Edinburgh makes a case for UK’s first tourist tax
The City of Edinburgh Council is seeking permission to introduce a tourist tax. After an extensive consultation, the members of Edinburgh Council have agreed to submit proposals to the Scottish Government. The City Council voted in favour of the proposal by a margin of 43 to 15. The Scottish government, that had previously been against such a tax, has agreed to further consultations on the issue. Any changes will require that necessary legislation be put in place.
A number of different options were put forward for the introduction of a Transient Visitor Levy (TVL) scheme in Edinburgh. The council agreed that if the TVL is introduced it will be at a flat rate levy of £2 per night room charge. The charge would apply all year round for all accommodation types within the council boundary of Edinburgh except for campsites and for a maximum of 7 consecutive nights.

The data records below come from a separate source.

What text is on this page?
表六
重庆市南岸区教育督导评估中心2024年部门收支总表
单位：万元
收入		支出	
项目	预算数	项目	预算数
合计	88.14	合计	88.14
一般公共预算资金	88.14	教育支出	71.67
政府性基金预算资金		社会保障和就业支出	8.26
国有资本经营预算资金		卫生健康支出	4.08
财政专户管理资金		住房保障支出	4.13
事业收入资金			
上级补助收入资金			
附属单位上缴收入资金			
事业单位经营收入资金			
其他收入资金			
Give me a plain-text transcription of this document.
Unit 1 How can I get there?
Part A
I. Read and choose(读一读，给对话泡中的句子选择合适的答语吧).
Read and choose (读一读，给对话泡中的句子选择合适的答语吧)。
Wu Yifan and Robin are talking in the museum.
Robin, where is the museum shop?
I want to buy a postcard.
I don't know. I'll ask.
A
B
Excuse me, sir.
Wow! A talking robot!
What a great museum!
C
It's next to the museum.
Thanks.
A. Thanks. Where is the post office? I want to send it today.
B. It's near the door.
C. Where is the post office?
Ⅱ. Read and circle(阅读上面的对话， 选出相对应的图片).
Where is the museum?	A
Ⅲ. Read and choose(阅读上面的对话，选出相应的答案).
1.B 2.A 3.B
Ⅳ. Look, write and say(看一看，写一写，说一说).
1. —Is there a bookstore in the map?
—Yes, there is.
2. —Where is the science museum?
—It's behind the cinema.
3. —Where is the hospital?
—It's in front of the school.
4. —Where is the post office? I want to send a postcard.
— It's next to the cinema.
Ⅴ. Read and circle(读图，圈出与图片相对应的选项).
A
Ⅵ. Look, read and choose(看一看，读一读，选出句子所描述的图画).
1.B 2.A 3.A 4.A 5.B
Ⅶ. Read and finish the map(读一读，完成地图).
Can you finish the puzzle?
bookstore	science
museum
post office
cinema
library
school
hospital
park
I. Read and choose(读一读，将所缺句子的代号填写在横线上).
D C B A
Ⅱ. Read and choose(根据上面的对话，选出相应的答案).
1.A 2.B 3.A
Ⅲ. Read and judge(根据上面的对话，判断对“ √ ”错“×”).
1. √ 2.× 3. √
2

There are similar tourist tax charges in other European cities including Barcelona and Amsterdam. However, if approved this will be the first tourist tax to be introduced in the UK. This could be the thin edge of the wedge with many other UK cities looking to follow such a move.
It is estimated that this tax could raise between £11.6m and £14.6m per year. The monies raised would be used managing, supporting and increasing tourism in the city. This would include improving the visitor experience of Edinburgh and also managing the impacts of tourism within the city.